Tip: Don’t forget the follow-up email. With Yesware, you can set reminders, schedule emails, and stay on top of your workflow with one easy tool that lives in your inbox.
2. Guide the Prospect Through Their Concerns
Gong conducted a study with over one million B2B sales call recordings to find the difference between successful closing calls and unsuccessful closing calls.
Their findings came down to topics raised by the prospect, not the salesperson.
Gong found that successful closing calls involve conversation that indicates the prospect is nervous about making the right decision.
This may be pre-purchase jitters where the prospect is certain about making the decision but wants to ensure it’s the right one. So, give them the clarity they need.
This means that your job as the salesperson is to help guide the prospect to feel comfortable in the purchase. As discussed above, your guidance should be evident all the way through the sales process.
You can do this in the closing stage by leading your prospect through their concerns by addressing them head-on.
3. Be Direct and Confident In the Closing
The tone of your closing call is important. Be direct and straightforward, don’t sugar-coat their objections/concerns. The last thing you want is an unhappy customer once the sale is closed.
It’s also vital to demonstrate confidence. Many experts advise you to go into the call assuming you’re going to close the deal because this immediately boosts your confidence, sets the tone, and gets you excited. This technique is referred to as the “assumptive close.”
Think about it; you don’t go into a sports game thinking you’re going to lose. So, try to adopt this similar mindset. Go into the call believing you’ll close the sale.
And if the prospect says no, get more information from them as to why.
4. Promote Urgency, When Needed
This age-old closing technique is one that holds true to the present day. But this is only needed when you can sense the prospect is on the fence.

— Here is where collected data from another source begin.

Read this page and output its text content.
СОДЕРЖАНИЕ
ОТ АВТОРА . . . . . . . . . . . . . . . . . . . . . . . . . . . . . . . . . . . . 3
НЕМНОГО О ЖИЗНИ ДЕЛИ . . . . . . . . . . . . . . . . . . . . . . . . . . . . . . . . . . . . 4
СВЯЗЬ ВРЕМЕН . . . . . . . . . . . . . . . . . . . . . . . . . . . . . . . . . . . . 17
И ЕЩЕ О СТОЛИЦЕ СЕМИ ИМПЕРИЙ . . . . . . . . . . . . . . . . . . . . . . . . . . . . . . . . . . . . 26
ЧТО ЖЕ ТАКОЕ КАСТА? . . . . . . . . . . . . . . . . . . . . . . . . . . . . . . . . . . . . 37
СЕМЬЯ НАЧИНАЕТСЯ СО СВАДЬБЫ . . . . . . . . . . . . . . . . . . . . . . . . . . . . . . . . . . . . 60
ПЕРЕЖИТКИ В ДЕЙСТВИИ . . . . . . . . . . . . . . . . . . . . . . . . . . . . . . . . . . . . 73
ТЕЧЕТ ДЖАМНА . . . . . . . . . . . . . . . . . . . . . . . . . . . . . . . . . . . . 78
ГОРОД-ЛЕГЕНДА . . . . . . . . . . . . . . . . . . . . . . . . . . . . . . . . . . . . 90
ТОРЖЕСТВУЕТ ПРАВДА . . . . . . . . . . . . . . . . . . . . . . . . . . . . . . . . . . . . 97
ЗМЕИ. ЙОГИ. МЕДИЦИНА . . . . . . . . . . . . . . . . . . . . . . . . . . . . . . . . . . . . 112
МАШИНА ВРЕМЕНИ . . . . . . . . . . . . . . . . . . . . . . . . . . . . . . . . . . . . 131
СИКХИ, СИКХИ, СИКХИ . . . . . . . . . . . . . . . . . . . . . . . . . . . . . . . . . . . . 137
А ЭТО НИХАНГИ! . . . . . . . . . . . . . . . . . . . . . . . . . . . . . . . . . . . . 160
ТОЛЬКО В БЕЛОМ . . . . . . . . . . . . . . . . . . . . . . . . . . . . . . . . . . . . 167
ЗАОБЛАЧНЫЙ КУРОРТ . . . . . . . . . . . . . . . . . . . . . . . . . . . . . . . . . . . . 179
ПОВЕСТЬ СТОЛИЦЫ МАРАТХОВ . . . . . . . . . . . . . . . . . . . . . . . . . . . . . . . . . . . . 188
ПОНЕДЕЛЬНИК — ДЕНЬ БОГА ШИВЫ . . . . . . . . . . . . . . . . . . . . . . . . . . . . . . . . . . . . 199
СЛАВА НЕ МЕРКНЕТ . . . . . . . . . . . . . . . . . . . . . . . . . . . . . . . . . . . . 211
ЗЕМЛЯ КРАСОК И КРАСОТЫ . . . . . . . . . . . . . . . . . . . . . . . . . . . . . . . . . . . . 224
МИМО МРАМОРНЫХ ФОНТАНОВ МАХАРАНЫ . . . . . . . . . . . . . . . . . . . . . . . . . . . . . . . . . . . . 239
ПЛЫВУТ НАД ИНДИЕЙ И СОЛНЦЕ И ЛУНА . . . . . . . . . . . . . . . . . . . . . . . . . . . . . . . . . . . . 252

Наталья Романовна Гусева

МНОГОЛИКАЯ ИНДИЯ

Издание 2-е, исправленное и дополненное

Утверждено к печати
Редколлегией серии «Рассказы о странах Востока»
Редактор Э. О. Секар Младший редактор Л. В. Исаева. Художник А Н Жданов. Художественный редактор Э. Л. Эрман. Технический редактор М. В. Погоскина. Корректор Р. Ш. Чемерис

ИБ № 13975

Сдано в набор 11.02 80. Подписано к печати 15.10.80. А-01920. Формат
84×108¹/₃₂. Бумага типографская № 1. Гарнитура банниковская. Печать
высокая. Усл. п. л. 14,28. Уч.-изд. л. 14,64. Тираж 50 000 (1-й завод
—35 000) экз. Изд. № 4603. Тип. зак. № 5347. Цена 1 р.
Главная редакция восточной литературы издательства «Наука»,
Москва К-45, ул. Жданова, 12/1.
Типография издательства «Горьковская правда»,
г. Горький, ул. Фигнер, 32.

Using urgency to your advantage can help influence action and incentivize them to commit sooner.
It’s a psychological fact that things seem more valuable when they are considered to be scarce. This can be done with time-sensitive offers.
For example, when you’re looking at hotels and see that there is only one hotel room left, you’re more eager to hand over your money as quickly as possible.
There are various tactics to promote urgency. You can do this by offering a limited time discount, additional seats, an extra benefit, or anything time-sensitive that’ll help speed up their decision.
Then, they have something to lose if they say no (well, other than losing the benefits of your product/solution, of course).
5. Make the Close Easy
One of the best things you can do as a salesperson is to make the close easy for your prospects.
That’s why it’s important to provide free trials because the best way to show your prospect the value and benefits of your product/service is to allow them to try it for themselves.
Make the closing conversation easy by answering all of their questions to ease any doubt. But don’t stop there. Make the contract and purchasing process easy as well.
If they’re unsure about certain aspects of the onboarding process, give them access to trainers and the tools they need to feel comfortable moving forward. Talk them through your customer support, explain the onboarding process, etc.
Then, to ensure completion, establish a timeline that the process should be completed. And be crystal clear that you’re on the same page.
In 2021, techniques on how to close a sale vary.
The best way to perfect your closing techniques is to put these practices into play. And track all activities throughout your sales process.
There are various “sales closing techniques” out there, but it’s important to go into the conversation with an open mind and feel out the prospect before jumping into a technique that may not be fitting for that specific situation.
And if you track all activities, you and your team can dissect which stages need work and which closing techniques are/aren’t working for you and your prospects.